New issue
Advanced search Search tips
Note: Color blocks (like or ) mean that a user may not be available. Tooltip shows the reason.

Issue 686974 link

Starred by 2 users

Issue metadata

Status: Fixed
Owner:
Closed: Mar 2017
Cc:
Components:
EstimatedDays: ----
NextAction: ----
OS: Linux
Pri: 1
Type: Bug

Blocked on:
issue 689735

Blocking:
issue 691582



Sign in to add a comment

Mac mini jobs expiring

Project Member Reported by martiniss@chromium.org, Jan 31 2017

Issue description

Jobs on the mac mini builder are expiring. https://luci-milo.appspot.com/buildbot/chromium.perf/Mac%20Mini%208GB%2010.12%20Perf/

This appears to be because the total amount of time required to run the test suites is longer than 6 hours. 

I'm investigating why tests are taking longer than they should be. 
 
Cc: sullivan@chromium.org
Components: Infra>Client>Perf
Labels: -Pri-3 Performance-Sheriff-BotHealth Pri-1
Labels, cc-ing people.
Cc: mar...@chromium.org
I have some data (googler only) here: https://docs.google.com/spreadsheets/d/1Fx_RCUk61ZnGPmM6dUgunVzfuNQL-r5Prog3q-8KW8M/edit#gid=2071277789

Compares test timings on this bot vs a comparable Mac 10.12 Perf bot. 

Also, I just realized there is a probable culprit already. Swarming overhead.

Compare https://chromium-swarm.appspot.com/task?id=340838a43487e110&refresh=10&show_raw=1 (mini) to https://chromium-swarm.appspot.com/task?id=3408db4def0fbd10&refresh=10 (regular). The first task has an overhead of about 2 minutes. The second task has an overhead of about 2 seconds.

This time adds up. 2 minutes *  ~35 enabled tests per bot is about an hour of overhead. This explains why we're getting timeouts.

We need to fix this. Couple possible solutions:

* Make tests run faster
* Make swarming overhead smaller
* Increase swarming timeout
* Remove this builder
Well, actually, it's about 60 tests per bot, which is 2 hours of overhead.
Cc: benhenry@chromium.org dpranke@chromium.org
The background here is that we had super old Mac Minis with spinning disks. They were removed because they had too much overhead, with the hope that replacing them with newer spinning disk minis would give us the perf tests we need but with less disk overhead.

Looks like these still have too much overhead. I'm pretty clueless about the specifics of what causes the overhead: Dirk, will your plan to move telemetry tests into one step impact it?

Comment 5 by mar...@chromium.org, Jan 31 2017

Cc: djd@chromium.org mcgreevy@chromium.org tansell@chromium.org
+ layout-tests-on-swarming folks.
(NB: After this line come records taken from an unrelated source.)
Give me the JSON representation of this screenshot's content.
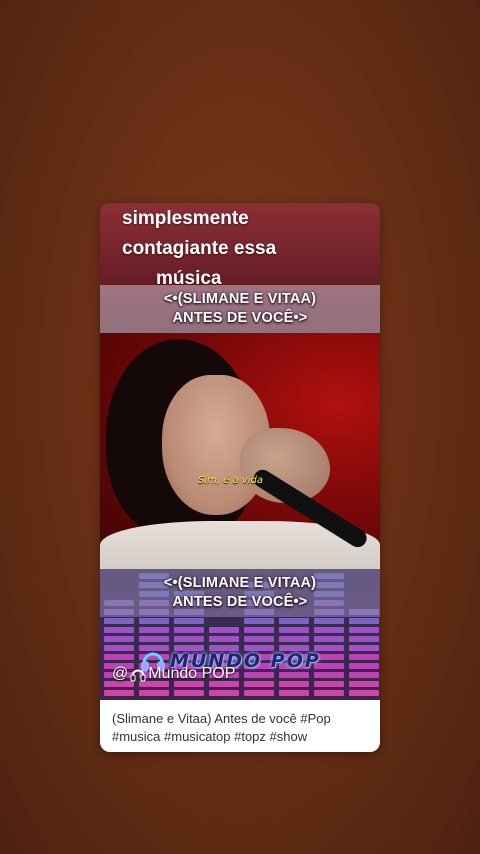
{
  "overlay": {
    "line1": "simplesmente",
    "line2": "contagiante essa",
    "line3": "música"
  },
  "title_top": {
    "line1": "<•(SLIMANE E VITAA)",
    "line2": "ANTES DE VOCÊ•>"
  },
  "video": {
    "subtitle": "Sim, é a vida"
  },
  "title_bottom": {
    "line1": "<•(SLIMANE E VITAA)",
    "line2": "ANTES DE VOCÊ•>"
  },
  "logo": {
    "text": "MUNDO POP",
    "icon": "headphones-icon"
  },
  "channel": {
    "prefix": "@",
    "name": "Mundo POP",
    "icon": "headphones-icon"
  },
  "caption": {
    "text": "(Slimane e Vitaa) Antes de você #Pop #musica #musicatop #topz #show"
  },
  "colors": {
    "background": "#6a3016",
    "card": "#ffffff",
    "subtitle": "#f6e94a",
    "logo_glow": "#5fd6ff"
  }
}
The rationale is that it's going to hit a similar issue.

In practice, I *think* that the best course of action to migrate on platforms where symlinks are faster than hardlink to use symlinks.

I did a partial implementation last summer in run_isolated.py but it's not complete yet; so someone would have to take from here and add complete support:
- bool flag at task request, push the flag down to the bot
- make run_isolated.py symlink work on all relevant platforms

I'm actually confident that this can be completed in a reasonable amount of time.
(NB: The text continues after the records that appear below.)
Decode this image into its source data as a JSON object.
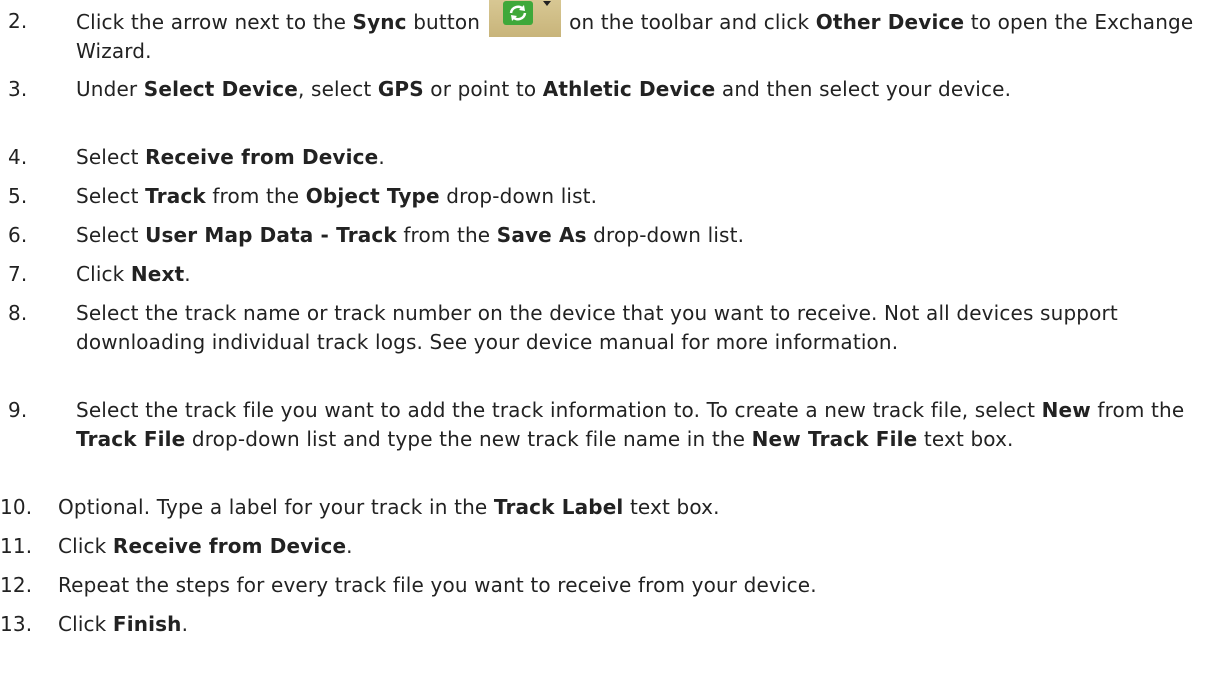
{
  "steps": [
    {
      "num": "2.",
      "before_icon": "Click the arrow next to the ",
      "b1": "Sync",
      "mid": " button ",
      "icon": "sync-icon",
      "after_icon": " on the toolbar and click ",
      "b2": "Other Device",
      "tail": " to open the Exchange Wizard."
    },
    {
      "num": "3.",
      "t1": "Under ",
      "b1": "Select Device",
      "t2": ", select ",
      "b2": "GPS",
      "t3": " or point to ",
      "b3": "Athletic Device",
      "t4": " and then select your device."
    },
    {
      "num": "4.",
      "t1": "Select ",
      "b1": "Receive from Device",
      "t2": "."
    },
    {
      "num": "5.",
      "t1": "Select ",
      "b1": "Track",
      "t2": " from the ",
      "b2": "Object Type",
      "t3": " drop-down list."
    },
    {
      "num": "6.",
      "t1": "Select ",
      "b1": "User Map Data - Track",
      "t2": " from the ",
      "b2": "Save As",
      "t3": " drop-down list."
    },
    {
      "num": "7.",
      "t1": "Click ",
      "b1": "Next",
      "t2": "."
    },
    {
      "num": "8.",
      "t1": "Select the track name or track number on the device that you want to receive. Not all devices support downloading individual track logs. See your device manual for more information."
    },
    {
      "num": "9.",
      "t1": "Select the track file you want to add the track information to. To create a new track file, select ",
      "b1": "New",
      "t2": " from the ",
      "b2": "Track File",
      "t3": " drop-down list and type the new track file name in the ",
      "b3": "New Track File",
      "t4": " text box."
    },
    {
      "num": "10.",
      "t1": "Optional. Type a label for your track in the ",
      "b1": "Track Label",
      "t2": " text box."
    },
    {
      "num": "11.",
      "t1": "Click ",
      "b1": "Receive from Device",
      "t2": "."
    },
    {
      "num": "12.",
      "t1": "Repeat the steps for every track file you want to receive from your device."
    },
    {
      "num": "13.",
      "t1": "Click ",
      "b1": "Finish",
      "t2": "."
    }
  ],
  "colors": {
    "text": "#222222",
    "sync_icon_bg": "#cdbb82",
    "sync_icon_green": "#3fa83a"
  }
}
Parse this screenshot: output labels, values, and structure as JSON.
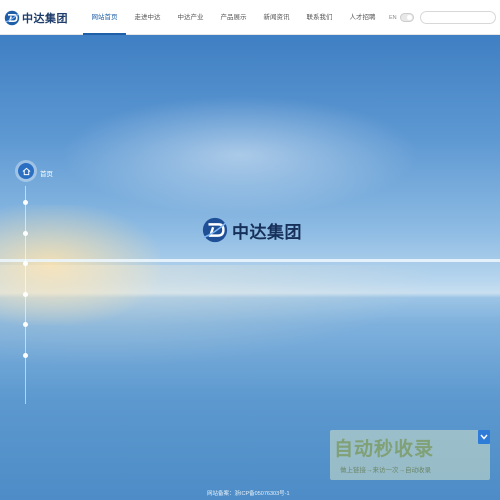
{
  "header": {
    "logo_text": "中达集团",
    "nav": [
      {
        "label": "网站首页",
        "active": true
      },
      {
        "label": "走进中达",
        "active": false
      },
      {
        "label": "中达产业",
        "active": false
      },
      {
        "label": "产品展示",
        "active": false
      },
      {
        "label": "新闻资讯",
        "active": false
      },
      {
        "label": "联系我们",
        "active": false
      },
      {
        "label": "人才招聘",
        "active": false
      }
    ],
    "lang_label": "EN",
    "search_value": ""
  },
  "hero": {
    "brand_text": "中达集团"
  },
  "side_nav": {
    "home_label": "首页",
    "dot_count": 6
  },
  "footer": {
    "icp_text": "网站备案：浙ICP备05076303号-1"
  },
  "watermark": {
    "title": "自动秒收录",
    "subtitle": "做上链接→来访一次→自动收录"
  },
  "colors": {
    "accent": "#1f5fa8",
    "brand_dark": "#16305a"
  }
}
Comment 6 by mar...@chromium.org, Jan 31 2017

Actually, Tim reminded me that their work on exparchive is likely going to achieve the desired performance improvement.

Comment 7 by tansell@google.com, Jan 31 2017

I'm just downloading this isolate now, will re-upload it using the exparchive and rerun the command to see if it changes the performance much.
I just opened up access to the spreadsheet. Also gathering more data today. 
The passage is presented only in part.